We’re piloting an LLM-powered natural language query interface for our BI platform, and I’m running into a frustrating issue. The model generates SQL that parses cleanly and executes without errors, but the numbers coming back are just wrong. Latest example: someone asked for year-over-year revenue growth by region for customers acquired in Q1, and the query ran fine but returned figures that don’t match what finance calculated manually.
When I dug into the generated SQL, the problem was buried in the JOIN logic. The LLM chose a path through three tables that made syntactic sense but produced a many-to-many relationship it didn’t account for, so revenue got double-counted for about 30% of customers. On the surface, the query looked reasonable. No syntax errors. It just silently returned bad data.

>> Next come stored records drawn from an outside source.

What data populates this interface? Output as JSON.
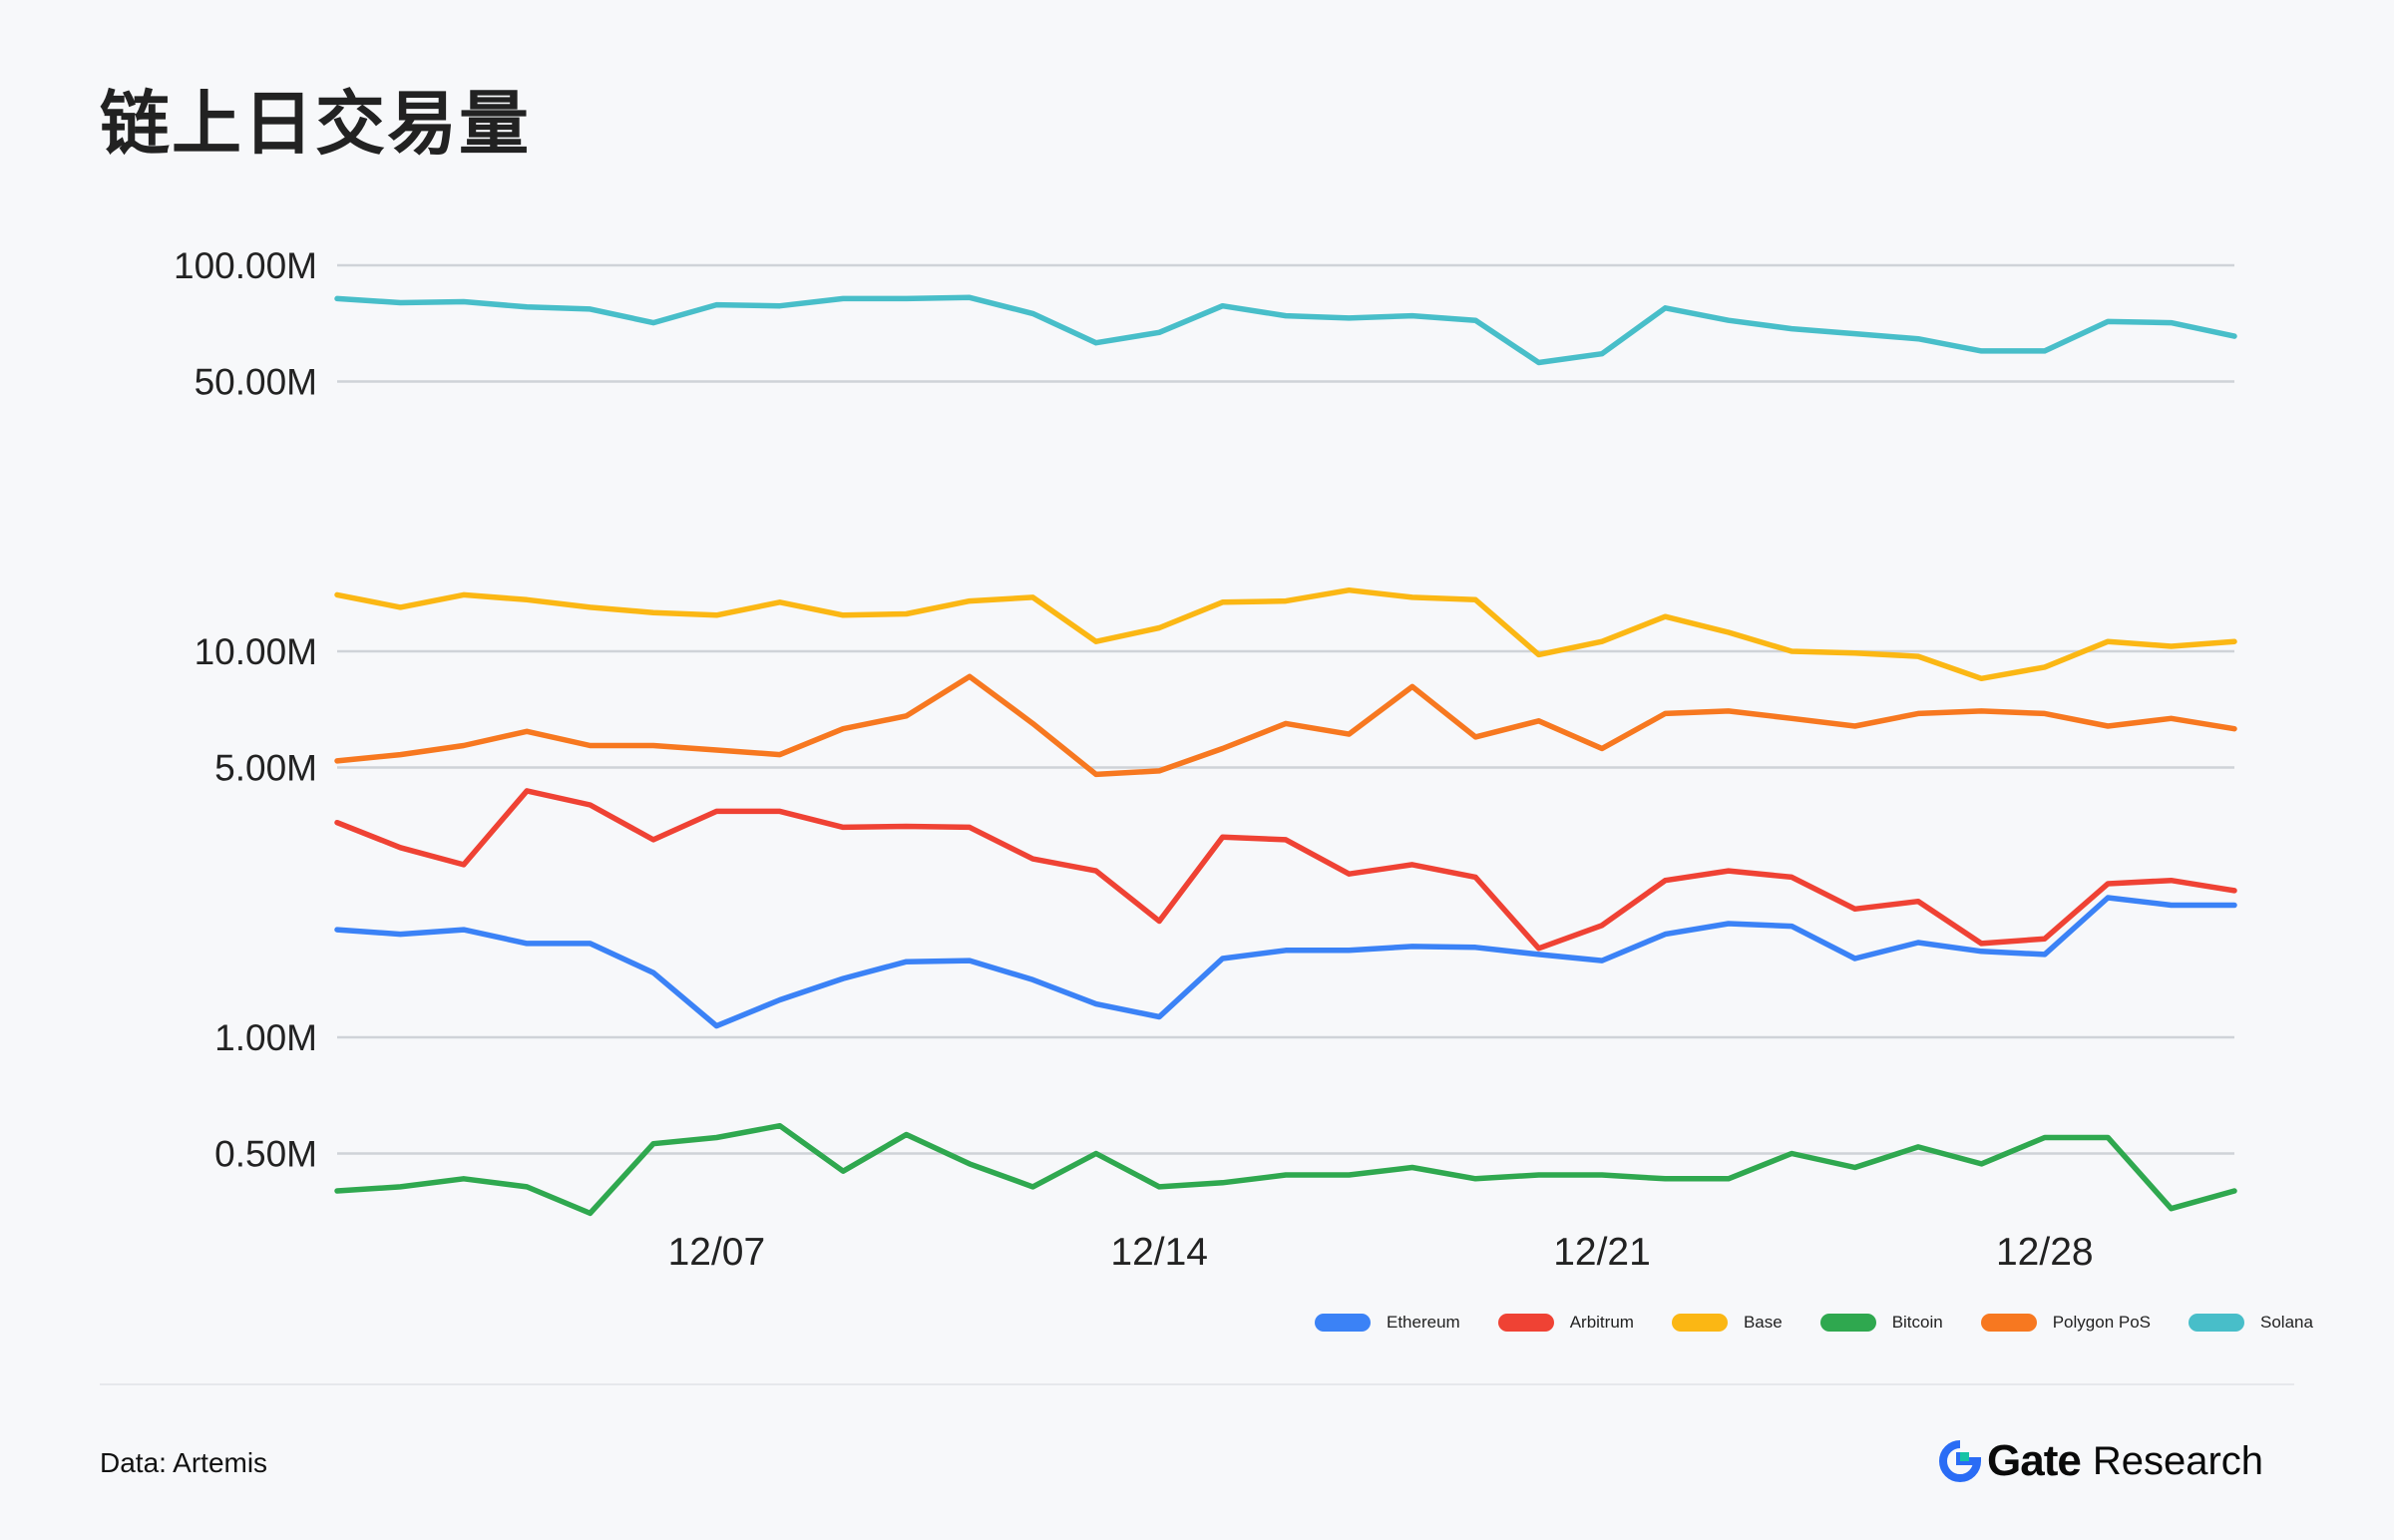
{
  "title": "链上日交易量",
  "source": "Data: Artemis",
  "brand": {
    "logo_icon": "gate-logo-icon",
    "name_bold": "Gate",
    "name_light": "Research"
  },
  "chart_data": {
    "type": "line",
    "title": "链上日交易量",
    "y_scale": "log",
    "ylim": [
      0.4,
      100
    ],
    "y_ticks": [
      {
        "value": 100,
        "label": "100.00M"
      },
      {
        "value": 50,
        "label": "50.00M"
      },
      {
        "value": 10,
        "label": "10.00M"
      },
      {
        "value": 5,
        "label": "5.00M"
      },
      {
        "value": 1,
        "label": "1.00M"
      },
      {
        "value": 0.5,
        "label": "0.50M"
      }
    ],
    "x_ticks": [
      {
        "index": 6,
        "label": "12/07"
      },
      {
        "index": 13,
        "label": "12/14"
      },
      {
        "index": 20,
        "label": "12/21"
      },
      {
        "index": 27,
        "label": "12/28"
      }
    ],
    "x": [
      "12/01",
      "12/02",
      "12/03",
      "12/04",
      "12/05",
      "12/06",
      "12/07",
      "12/08",
      "12/09",
      "12/10",
      "12/11",
      "12/12",
      "12/13",
      "12/14",
      "12/15",
      "12/16",
      "12/17",
      "12/18",
      "12/19",
      "12/20",
      "12/21",
      "12/22",
      "12/23",
      "12/24",
      "12/25",
      "12/26",
      "12/27",
      "12/28",
      "12/29",
      "12/30",
      "12/31"
    ],
    "unit": "M",
    "series": [
      {
        "name": "Ethereum",
        "color": "#3b82f6",
        "values": [
          1.9,
          1.85,
          1.9,
          1.75,
          1.75,
          1.47,
          1.07,
          1.25,
          1.42,
          1.57,
          1.58,
          1.41,
          1.22,
          1.13,
          1.6,
          1.68,
          1.68,
          1.72,
          1.71,
          1.64,
          1.58,
          1.85,
          1.97,
          1.94,
          1.6,
          1.76,
          1.67,
          1.64,
          2.3,
          2.2,
          2.2
        ]
      },
      {
        "name": "Arbitrum",
        "color": "#ef4234",
        "values": [
          3.6,
          3.1,
          2.8,
          4.35,
          4.0,
          3.25,
          3.85,
          3.85,
          3.5,
          3.52,
          3.5,
          2.9,
          2.7,
          2.0,
          3.3,
          3.25,
          2.65,
          2.8,
          2.6,
          1.7,
          1.95,
          2.55,
          2.7,
          2.6,
          2.15,
          2.25,
          1.75,
          1.8,
          2.5,
          2.55,
          2.4
        ]
      },
      {
        "name": "Base",
        "color": "#fbb714",
        "values": [
          14.0,
          13.0,
          14.0,
          13.6,
          13.0,
          12.6,
          12.4,
          13.4,
          12.4,
          12.5,
          13.5,
          13.8,
          10.6,
          11.5,
          13.4,
          13.5,
          14.4,
          13.8,
          13.6,
          9.8,
          10.6,
          12.3,
          11.2,
          10.0,
          9.9,
          9.7,
          8.5,
          9.1,
          10.6,
          10.3,
          10.6
        ]
      },
      {
        "name": "Bitcoin",
        "color": "#2fa84f",
        "values": [
          0.4,
          0.41,
          0.43,
          0.41,
          0.35,
          0.53,
          0.55,
          0.59,
          0.45,
          0.56,
          0.47,
          0.41,
          0.5,
          0.41,
          0.42,
          0.44,
          0.44,
          0.46,
          0.43,
          0.44,
          0.44,
          0.43,
          0.43,
          0.5,
          0.46,
          0.52,
          0.47,
          0.55,
          0.55,
          0.36,
          0.4
        ]
      },
      {
        "name": "Polygon PoS",
        "color": "#f77820",
        "values": [
          5.2,
          5.4,
          5.7,
          6.2,
          5.7,
          5.7,
          5.55,
          5.4,
          6.3,
          6.8,
          8.6,
          6.5,
          4.8,
          4.9,
          5.6,
          6.5,
          6.1,
          8.1,
          6.0,
          6.6,
          5.6,
          6.9,
          7.0,
          6.7,
          6.4,
          6.9,
          7.0,
          6.9,
          6.4,
          6.7,
          6.3
        ]
      },
      {
        "name": "Solana",
        "color": "#48bec9",
        "values": [
          82,
          80,
          80.5,
          78,
          77,
          71,
          79,
          78.5,
          82,
          82,
          82.5,
          75,
          63,
          67,
          78.5,
          74,
          73,
          74,
          72,
          56,
          59,
          77.5,
          72,
          68.5,
          66.5,
          64.5,
          60,
          60,
          71.5,
          71,
          65.5
        ]
      }
    ],
    "legend_position": "bottom-right",
    "grid": true
  }
}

We’ve also hit issues with ratio metrics. The model sometimes averages pre-aggregated percentages instead of recalculating from base numerator and denominator, which can throw results off by 50% or more depending on the data distribution. I know semantic layers are supposed to help with this, but we’re still in early piloting and don’t have full governance infrastructure in place yet.
Has anyone tackled this in a production or pilot setting? What kind of validation gates or checks did you put in place to catch queries that execute successfully but return fundamentally misleading results? And how do you handle it when the business is already making decisions based on a dashboard before someone notices the numbers are off?